Red plastic box (6 x 10 x 3.5 cm). Features: "retractable aerial" (6 cm long retractable wire), "ultrasonic space gun" (a rather lethal spring gun set in side of box) firing "laser bullets" (red plastic pellets), an "intergalactic horn" (makes a rasping noise), and "colour code celestial beam" with "multi colour light beam tuner" (a small light with a dial moving colour filters over it).
Uses 1 penlight battery.
Blister pack: 15 x 23 cm card with logo and good art of Eagle & Moon.
USA 1976 VF-2115
A megaphone. Requires 1 9-volt battery (not included). Two trigger action - voice amplifier/emergency siren. 7.5 inches x 5 inches (19cm x 13cm). Box shows an astronaut using it (spot the scientific flaw!).
USA Model No. VF-2003
AM wrist radio. Large white leather strap, with a square white plastic radio and black speaker on the face. On one side are three silver metal dials (frequency, volume and on and off). On opposite sides are "Space: 1999" stickers (yellow logo on red background).
The box lists these "Features"
The 1976 Vanity Fair catalogue showing the Megaphone and Wrist Radio (note the MASH wrist radio is identical apart from the logo stickers!). Another Vanity Fair catalogue shows the 007 and Flash Gordon wrist radios are also identical.
These "pencil tops" are small rubber ornaments put on the ends of pencils. Judging by the R2D2 robot, they are 1977 or later. The box art is an adaptation of the second (1976) UK annual cover art, featuring a rescue Eagle flying over a nuclear mushroom cloud. It was probably not licensed.
US, 1975
Kenner was founded in the US in 1946, and had a number of popular toy lines, including the Give A Show projector (from 1959) and the Spirograph (1966). They were taken over by General Mills in 1967. In the late 1970s they had a huge success with Star Wars figures. In 1991 the company was purchased by Hasbro, and the brand was closed in 2000.
Give A Show was a simple projector, introduced in 1959 and continually reissued with different slides until the end of the 1970s. The slides were in stiff card strips of 7 different 35mm colour cartoon art. Projectors were generally sold with 16 card strips (so 112 slides), often a mix of different TV series.

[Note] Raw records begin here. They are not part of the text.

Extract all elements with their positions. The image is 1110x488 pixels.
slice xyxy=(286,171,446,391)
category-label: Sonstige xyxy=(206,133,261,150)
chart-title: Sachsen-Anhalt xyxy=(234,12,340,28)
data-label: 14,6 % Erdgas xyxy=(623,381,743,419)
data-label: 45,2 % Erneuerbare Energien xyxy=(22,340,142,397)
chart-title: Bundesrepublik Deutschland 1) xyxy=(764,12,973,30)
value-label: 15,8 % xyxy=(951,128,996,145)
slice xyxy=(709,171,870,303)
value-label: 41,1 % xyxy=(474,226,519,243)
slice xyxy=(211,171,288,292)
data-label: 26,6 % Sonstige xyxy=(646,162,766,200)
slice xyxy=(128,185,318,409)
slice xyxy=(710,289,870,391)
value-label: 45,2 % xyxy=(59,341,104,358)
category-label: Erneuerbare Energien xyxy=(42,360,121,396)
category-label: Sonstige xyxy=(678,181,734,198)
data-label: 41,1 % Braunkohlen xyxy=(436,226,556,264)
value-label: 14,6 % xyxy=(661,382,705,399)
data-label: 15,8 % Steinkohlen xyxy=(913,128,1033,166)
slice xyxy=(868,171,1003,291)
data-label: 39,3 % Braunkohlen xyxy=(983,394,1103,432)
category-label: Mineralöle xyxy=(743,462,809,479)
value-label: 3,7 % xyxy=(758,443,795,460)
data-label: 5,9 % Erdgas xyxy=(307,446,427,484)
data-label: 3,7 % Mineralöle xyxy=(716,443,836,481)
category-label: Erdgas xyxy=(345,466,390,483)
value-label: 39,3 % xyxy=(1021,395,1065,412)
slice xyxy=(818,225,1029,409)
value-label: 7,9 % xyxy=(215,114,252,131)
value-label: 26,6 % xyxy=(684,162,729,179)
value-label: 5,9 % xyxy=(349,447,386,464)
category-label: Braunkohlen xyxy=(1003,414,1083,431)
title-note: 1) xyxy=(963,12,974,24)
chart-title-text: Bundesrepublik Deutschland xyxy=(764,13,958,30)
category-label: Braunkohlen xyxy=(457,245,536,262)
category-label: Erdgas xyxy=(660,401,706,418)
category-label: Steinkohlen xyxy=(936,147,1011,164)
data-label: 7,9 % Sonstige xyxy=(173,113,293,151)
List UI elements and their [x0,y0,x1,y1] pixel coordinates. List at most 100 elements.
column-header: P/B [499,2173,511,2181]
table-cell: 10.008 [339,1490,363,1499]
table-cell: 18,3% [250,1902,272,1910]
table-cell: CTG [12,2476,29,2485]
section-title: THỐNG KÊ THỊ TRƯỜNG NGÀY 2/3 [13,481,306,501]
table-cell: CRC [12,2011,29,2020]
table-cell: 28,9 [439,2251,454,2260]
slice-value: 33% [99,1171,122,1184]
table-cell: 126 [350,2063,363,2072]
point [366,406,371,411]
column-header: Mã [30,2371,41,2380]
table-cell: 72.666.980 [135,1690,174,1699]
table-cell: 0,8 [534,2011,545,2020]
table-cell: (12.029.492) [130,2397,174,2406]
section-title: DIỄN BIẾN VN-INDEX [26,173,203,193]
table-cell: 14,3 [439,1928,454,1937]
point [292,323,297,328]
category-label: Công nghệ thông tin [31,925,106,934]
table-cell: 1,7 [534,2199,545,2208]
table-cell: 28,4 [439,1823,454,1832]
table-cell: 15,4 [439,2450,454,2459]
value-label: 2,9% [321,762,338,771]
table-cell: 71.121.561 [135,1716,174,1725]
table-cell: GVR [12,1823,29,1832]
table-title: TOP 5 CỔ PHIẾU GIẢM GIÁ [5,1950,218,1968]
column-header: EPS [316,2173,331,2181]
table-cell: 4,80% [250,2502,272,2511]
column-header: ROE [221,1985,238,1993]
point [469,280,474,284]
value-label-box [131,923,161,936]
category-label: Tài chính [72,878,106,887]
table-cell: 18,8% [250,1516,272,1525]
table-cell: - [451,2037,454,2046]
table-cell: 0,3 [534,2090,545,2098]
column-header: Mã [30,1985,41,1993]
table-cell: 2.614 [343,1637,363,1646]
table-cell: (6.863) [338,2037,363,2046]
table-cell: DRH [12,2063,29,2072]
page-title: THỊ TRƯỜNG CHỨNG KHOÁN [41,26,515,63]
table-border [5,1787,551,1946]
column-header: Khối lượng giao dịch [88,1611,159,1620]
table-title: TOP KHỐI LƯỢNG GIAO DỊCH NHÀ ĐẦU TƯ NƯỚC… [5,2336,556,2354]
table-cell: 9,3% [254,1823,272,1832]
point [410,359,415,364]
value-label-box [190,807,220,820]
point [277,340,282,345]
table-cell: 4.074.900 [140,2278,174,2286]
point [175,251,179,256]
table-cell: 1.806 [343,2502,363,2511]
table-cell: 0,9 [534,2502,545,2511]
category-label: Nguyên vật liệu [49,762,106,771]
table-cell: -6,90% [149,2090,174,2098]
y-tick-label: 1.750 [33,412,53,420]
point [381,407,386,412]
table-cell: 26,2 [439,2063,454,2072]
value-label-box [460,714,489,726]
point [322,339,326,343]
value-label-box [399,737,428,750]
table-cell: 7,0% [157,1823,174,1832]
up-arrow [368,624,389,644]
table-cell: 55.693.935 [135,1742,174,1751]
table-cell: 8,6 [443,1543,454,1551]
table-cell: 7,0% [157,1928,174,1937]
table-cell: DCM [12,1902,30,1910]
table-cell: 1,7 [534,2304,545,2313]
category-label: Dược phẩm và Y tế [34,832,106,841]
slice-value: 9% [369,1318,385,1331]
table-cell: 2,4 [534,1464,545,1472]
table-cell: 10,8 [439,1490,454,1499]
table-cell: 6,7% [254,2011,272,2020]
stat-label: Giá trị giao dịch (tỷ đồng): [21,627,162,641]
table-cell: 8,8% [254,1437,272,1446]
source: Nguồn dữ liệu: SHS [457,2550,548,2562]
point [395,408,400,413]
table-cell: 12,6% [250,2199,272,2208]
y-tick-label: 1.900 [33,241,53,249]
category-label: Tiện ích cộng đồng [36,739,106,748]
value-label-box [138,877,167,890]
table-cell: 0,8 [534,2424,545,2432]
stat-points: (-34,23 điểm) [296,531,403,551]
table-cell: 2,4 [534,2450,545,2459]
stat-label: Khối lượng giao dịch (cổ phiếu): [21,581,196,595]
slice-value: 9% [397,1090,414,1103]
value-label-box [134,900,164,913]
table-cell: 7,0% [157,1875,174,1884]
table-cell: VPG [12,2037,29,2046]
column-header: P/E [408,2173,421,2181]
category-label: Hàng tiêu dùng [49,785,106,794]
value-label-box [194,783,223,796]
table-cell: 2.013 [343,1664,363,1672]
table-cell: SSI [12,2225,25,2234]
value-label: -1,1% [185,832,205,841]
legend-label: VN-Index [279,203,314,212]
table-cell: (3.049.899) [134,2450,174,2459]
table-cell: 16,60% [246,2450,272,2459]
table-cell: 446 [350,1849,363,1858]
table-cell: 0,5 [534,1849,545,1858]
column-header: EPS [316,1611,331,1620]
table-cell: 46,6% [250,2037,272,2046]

The subject series were almost always TV cartoons, although there were a few live action shows and even movies, like Star Trek, Six Million Dollar Man and Star Wars.Space: 1999 was one of the 16 slides in a 1975 set. In the UK Chad Valley issued the toy (with Dr Who and several Gerry Anderson series as subjects), but the set with Space: 1999 did not get issued (probably because many of the cartoons were not shown in the UK).
This 1975 set had a picture of Land of the Lost on the cover, and included filmstrips of: Land of the Lost, Fat Albert, Hong Kong Phooey, Far Out Space-Nuts, Bugs Bunny, Josie and the Pussycats, Scooby Doo, Harlem Globetrotters, Pebbles and Bamm-Bamm, Great Grape Ape, Shazam, and Speed Buggy
The Space: 1999 story is named "Operation Asteroid" and has the serial number 686-048-12. The sixth frame shows the Moon with a big chunk missing, probably due to the artist reading misleading ITC publicity.